Respective toolbar buttons are available as well.
Once the configuration is open, its content is displayed in the configuration object tree window (see fig. 1.11). You can close this window just like any other window, but if you do so, the configuration itself remains open (in other words, it can still be edited).
To view the configuration tree window
- On the Configuration menu, click Configuration window.
There are several methods of adding configuration objects. You can use any method that you like.
To add configuration objects (method 1)
- Click the required configuration object tree branch, click the Actions button in the configuration window command bar, and then click Add (fig. 1.12).
Fig. 1.12. Adding a configuration object
To add configuration objects (method 2)
- Right-click the required configuration object tree branch, then click Add (fig. 1.13).

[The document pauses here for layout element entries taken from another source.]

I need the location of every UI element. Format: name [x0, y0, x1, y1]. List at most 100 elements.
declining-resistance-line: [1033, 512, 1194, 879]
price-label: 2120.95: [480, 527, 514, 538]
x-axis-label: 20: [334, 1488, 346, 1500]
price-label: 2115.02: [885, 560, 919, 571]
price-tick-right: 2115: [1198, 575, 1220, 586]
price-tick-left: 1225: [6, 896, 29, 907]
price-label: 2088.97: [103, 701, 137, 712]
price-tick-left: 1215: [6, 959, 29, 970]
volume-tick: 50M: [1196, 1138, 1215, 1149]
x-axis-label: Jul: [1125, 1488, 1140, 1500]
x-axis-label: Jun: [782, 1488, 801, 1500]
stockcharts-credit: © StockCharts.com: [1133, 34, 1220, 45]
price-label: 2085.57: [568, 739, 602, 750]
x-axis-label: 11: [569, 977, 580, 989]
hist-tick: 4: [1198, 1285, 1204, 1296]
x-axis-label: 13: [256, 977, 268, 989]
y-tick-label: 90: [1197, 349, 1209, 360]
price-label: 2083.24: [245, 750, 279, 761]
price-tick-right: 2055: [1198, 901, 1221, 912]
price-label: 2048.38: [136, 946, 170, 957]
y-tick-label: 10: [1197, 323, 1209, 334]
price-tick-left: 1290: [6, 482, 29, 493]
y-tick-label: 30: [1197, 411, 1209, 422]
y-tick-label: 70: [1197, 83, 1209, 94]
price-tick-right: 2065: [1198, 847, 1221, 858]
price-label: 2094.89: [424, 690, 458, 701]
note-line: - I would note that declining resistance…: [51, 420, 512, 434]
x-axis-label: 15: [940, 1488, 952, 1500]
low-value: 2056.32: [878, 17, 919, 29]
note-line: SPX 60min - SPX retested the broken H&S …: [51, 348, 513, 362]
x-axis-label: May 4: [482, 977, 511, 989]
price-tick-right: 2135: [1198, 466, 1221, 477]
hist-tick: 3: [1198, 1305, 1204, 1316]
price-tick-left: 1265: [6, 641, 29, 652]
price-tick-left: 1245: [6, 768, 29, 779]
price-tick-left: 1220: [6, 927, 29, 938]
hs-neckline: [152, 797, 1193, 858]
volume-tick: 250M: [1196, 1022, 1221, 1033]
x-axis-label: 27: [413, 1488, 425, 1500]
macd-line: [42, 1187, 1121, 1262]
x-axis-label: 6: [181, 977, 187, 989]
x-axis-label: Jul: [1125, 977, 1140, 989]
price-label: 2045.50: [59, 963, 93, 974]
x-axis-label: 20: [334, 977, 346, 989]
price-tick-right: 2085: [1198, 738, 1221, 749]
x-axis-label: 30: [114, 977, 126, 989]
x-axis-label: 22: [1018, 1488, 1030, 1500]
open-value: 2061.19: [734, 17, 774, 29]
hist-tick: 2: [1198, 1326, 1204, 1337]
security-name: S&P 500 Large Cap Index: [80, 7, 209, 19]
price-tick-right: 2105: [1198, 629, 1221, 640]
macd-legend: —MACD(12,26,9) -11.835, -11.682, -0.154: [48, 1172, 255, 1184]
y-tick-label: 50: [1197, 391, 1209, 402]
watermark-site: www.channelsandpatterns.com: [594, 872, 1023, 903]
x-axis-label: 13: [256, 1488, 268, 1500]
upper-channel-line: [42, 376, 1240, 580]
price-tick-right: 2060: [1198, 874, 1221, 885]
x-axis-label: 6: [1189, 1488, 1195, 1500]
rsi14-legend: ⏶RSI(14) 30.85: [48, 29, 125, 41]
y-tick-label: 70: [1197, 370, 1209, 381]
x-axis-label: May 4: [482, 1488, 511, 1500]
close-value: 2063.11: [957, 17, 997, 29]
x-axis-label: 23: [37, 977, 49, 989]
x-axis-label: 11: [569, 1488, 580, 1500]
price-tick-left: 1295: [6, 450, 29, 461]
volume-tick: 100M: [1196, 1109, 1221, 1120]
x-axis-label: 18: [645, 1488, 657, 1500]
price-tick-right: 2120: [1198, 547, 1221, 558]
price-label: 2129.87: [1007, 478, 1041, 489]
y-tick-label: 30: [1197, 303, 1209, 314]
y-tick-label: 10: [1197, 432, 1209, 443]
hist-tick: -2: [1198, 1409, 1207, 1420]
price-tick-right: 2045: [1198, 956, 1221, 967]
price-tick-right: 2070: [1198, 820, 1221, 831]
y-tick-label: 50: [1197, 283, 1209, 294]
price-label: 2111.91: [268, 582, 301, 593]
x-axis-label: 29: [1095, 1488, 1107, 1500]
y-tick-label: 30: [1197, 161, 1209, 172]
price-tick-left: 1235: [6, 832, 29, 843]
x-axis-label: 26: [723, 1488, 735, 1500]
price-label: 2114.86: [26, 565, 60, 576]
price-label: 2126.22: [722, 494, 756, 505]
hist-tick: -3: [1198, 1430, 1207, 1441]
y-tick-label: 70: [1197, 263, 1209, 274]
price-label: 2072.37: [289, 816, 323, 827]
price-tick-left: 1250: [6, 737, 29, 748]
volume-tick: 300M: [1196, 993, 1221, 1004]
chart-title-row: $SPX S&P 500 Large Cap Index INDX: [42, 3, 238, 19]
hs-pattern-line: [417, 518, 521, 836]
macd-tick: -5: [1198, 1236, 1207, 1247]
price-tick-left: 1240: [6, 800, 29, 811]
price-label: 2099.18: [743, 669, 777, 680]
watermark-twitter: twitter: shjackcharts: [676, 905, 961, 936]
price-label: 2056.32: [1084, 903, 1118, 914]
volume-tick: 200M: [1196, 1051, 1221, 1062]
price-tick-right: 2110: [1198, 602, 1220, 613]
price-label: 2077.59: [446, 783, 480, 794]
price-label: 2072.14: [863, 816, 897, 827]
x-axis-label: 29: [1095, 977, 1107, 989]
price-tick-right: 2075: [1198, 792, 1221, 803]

Fig. 1.13. Adding a configuration object
To add configuration objects (method 3)
- Click the required configuration object tree branch, and then click the Add button in the configuration window command bar (fig. 1.14).
Fig. 1.14. Adding a configuration object
We prefer the last method so we will mainly use it in the future.
So, let us begin.
Let us define a name for our configuration and use this example to introduce the property palette. Developers can use the property palette to define various properties of configuration objects that they create.
A property palette is a dedicated auxiliary window that is intended for editing configuration object properties and other related data. Since different configuration objects have very different properties, the content of this window varies depending on the selected configuration object.
- In the configuration object tree, double-click the Configuration root item.
This opens the configuration property palette.
- In the Name field, type BeginnerGuide.
The synonym is filled automatically (fig. 1.15) but you can specify it explicitly if needed. The synonym serves as a title for the main applied solution window.
Fig. 1.15. Configuration property palette
Important! This tutorial is designed and thoroughly tested using 1C:Enterprise version 8.3.5. It includes a few synchronous method calls. In 1C:Enterprise versions 8.3.6 or later synchronous method calls are disabled by default.
- If you are using 1C:Enterprise version 8.3.6 or later, scroll down the property palette to find the Synchronous call usage mode for extensions and add-ins property and change its value to Use.
Sometimes the property palette is opened automatically in response to certain developer actions. But you can always open the property palette manually.
To open a property palette
- Right-click an object and then click Properties.
In this case the property palette is opened in a similar manner and docks within the Designer mode workspace. It means that when you select any configuration object, its property palette is always opened. However, there is a handy option to undock the property palette using the push-pin icon in the title of the property palette window (fig. 1.16).
Fig. 1.16. Undocking the property palette
In the undocked state, when you move the pointer to any other window, the property palette is minimized to a button near the right edge of the Designer mode window (fig. 1.17).
Fig. 1.17. The property palette button
When you point to the button, the property palette is opened up again. In addition to the property palette, other Designer windows (such as the configuration object tree window) behave in a similar way (they can be docked, hidden and so on).
Debugging in 1C:Enterprise mode
Now let us check your first changes in 1C:Enterprise mode.
- On the Debug menu, click Start debugging.
On the Designer mode toolbar, click the Start debugging button .
The platform checks whether the configuration was changed and prompts you to update the database configuration (fig. 1.18).
Fig. 1.18. Database configuration update dialog box
At this point we will not discuss what it means as it will be explained in the Base configuration and database configuration section.
- Click Yes.
Then the 1C:Enterprise window is displayed (fig. 1.19).